Country? Folk? Not a problem! So officially my favourite genre. Listening to Steve Earle's El Corazón is about the equivalent of being read a bedtime story. See, there's something about the poetry of folk music which remains unparalleled (except maybe in rap). Are you jonesing for a straight run of Illmatic now? Yes I am. Yes. I. am.
Two points. The Wrights's album In The Summertime = harmonies glorified. And Two Hours Traffic = perfect summertime music (= rockin' sounds & "not that great" lyrics). You said it (they did).
It's because school begins just about now (but until then it's barbecues, systematically scanning the local movie store's selection, and watching tedious semi-final swim heats).

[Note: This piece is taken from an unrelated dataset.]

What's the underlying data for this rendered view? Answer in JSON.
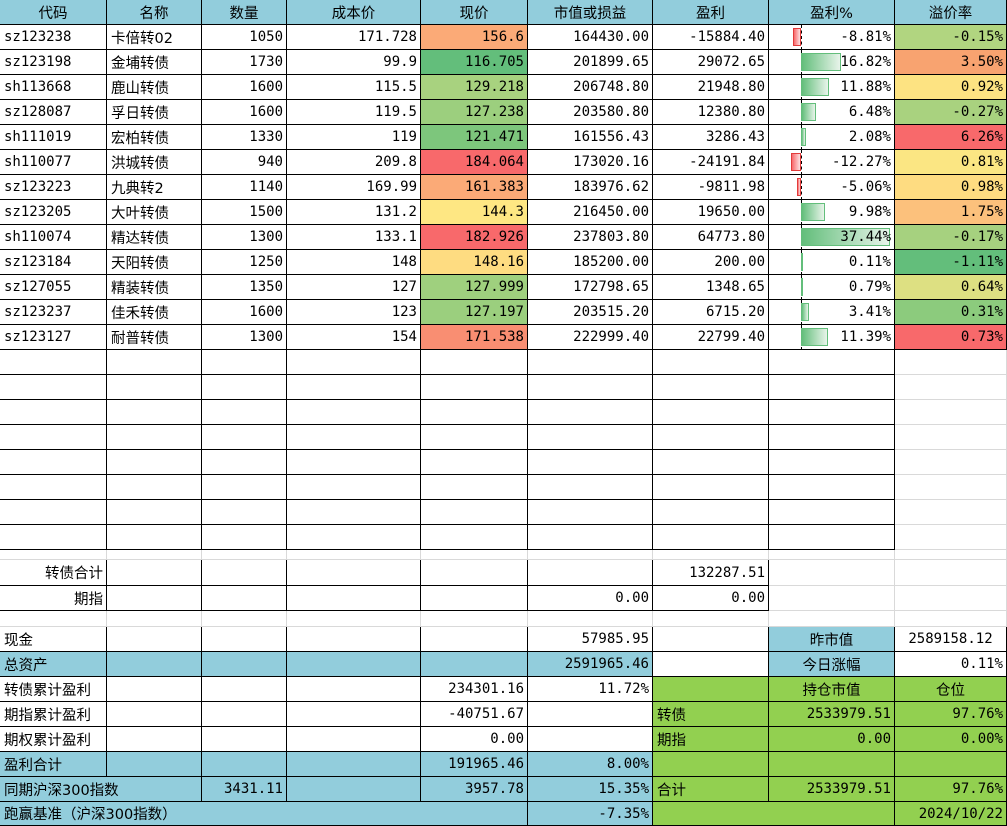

Your daughter Lorca lead me upstairs for coffee where I saw you naked except for underwear bent over the stove boiling soba noodles. You chewed small pieces of sausages and fed them to a sick bird now nesting in your sink. For all this perhaps I was more nervous. Detesting nostalgia you perfected the art of receiving only what may be discarded. Throwing away longings and ghosts to glimpse your masterpiece to leave you with a loneliness all your own. Like a classic songwriter your poetry was great but your voice tattered from the first wearing. Like a classic poet your words still managed to crawl into hotel beds of unhappy women and afterwards you would sing their tragedies. I could never distinguish temples from laughter. Either way by the end you will have brought me down to my knees.
If there was such a thing as perfect metro music - this would be it. Chairlift's sound conjures memories of ambling through crowds of commuters on cold Monday mornings. Thick, dreamy & secret.
Nigel Lythgoe once said, “What I dislike are dance snobs, and those are people who think you need a formal training with years and years of experience before you can be called a dancer...You don’t just need a formal training. It’s because you have a great feel for dance.” So I suppose this season's So You Think You Can Dance winner Joshua Allen fits the bill pretty well.
Although I believe SYTYCD to be the best competitive/reality television show out there - & by far my favourite summer indulgence - I have to admit its campyness ultimately distracts from America choosing the "best" dancer. My favourite dancer of season three was Danny Tidwell, but I can see how his elitist air could have jarred with the pop culture of the show (he placed runner-up).
Despite all the cheese & politics, the finale did relive my favourite dance of the season: Chelsea & Mark's hip-hop routine to Bleeding Love. & everything about it is catered to my unsophisticated senses, my hoi polloi heart.
I really like when senses blur. Here someone has synchedGyorgy Ligeti'sArtikulation with Rainer Wehinger visual listening score. I remember visiting Hermann's Jazz Club some cloudless winter afternoon and following the band with a master orchestratral score & briskly keeping up by following distinct melody lines. Instead, here are written notes transmogrified into something slightly more subjective. Wehinger combines splashes/splots of sounds with swerving shapes and colours, bringing us (somehow) closer to Ligeti's idiosyncratic instrumentals.
The animation is beautiful. John Lennon is beautiful. It's all beautiful (& so are you).
"In 1969, a 14-year-old Beatle fanatic named Jerry Levitan, armed with a reel-to-reel tape deck, snuck into John Lennon's hotel room in Toronto and convinced John to do an interview about peace. 38 years later, Jerry has produced a film about it. Using the original interview recording as the soundtrack, director Josh Raskin has woven a visual narrative which tenderly romances Lennon's every word in a cascading flood of multipronged animation. Raskin marries the terrifyingly genius pen work of James Braithwaite with masterful digital illustration by Alex Kurina, resulting in a spell-binding vessel for Lennon's boundless wit, and timeless message."
I can't get over him (I really can't). I was ready to get on that plane to Montreal just to see him. What was I supposed to do? Stand in line to profess my love? Where is that line? I can't see it over here for the sunset. From the sunset(?) I will see him.
I find it slightly nauseating that we've come upon August (but this softens the blow). Nick Thorburn & Jim Guthrie are Human Highway & their debut album is Moody Motorcycle. That sentence itself gives you a little thrill, doesn't it?
Thorburn describes the duo as possessing an Everly Brothers/Simon & Garfunkel "lullaby-type stuff" sound. As one who advocates free love to all musical genres, I have always maintained a tremendous soft spot for folk harmonies. It sounds like a marriage between early jazz & later rock rooted from when "a moment of hurt combines with a moment of boredom."
I have fierce anticipation for an album which (even now) feels like a triumph of tenderness, lost & found.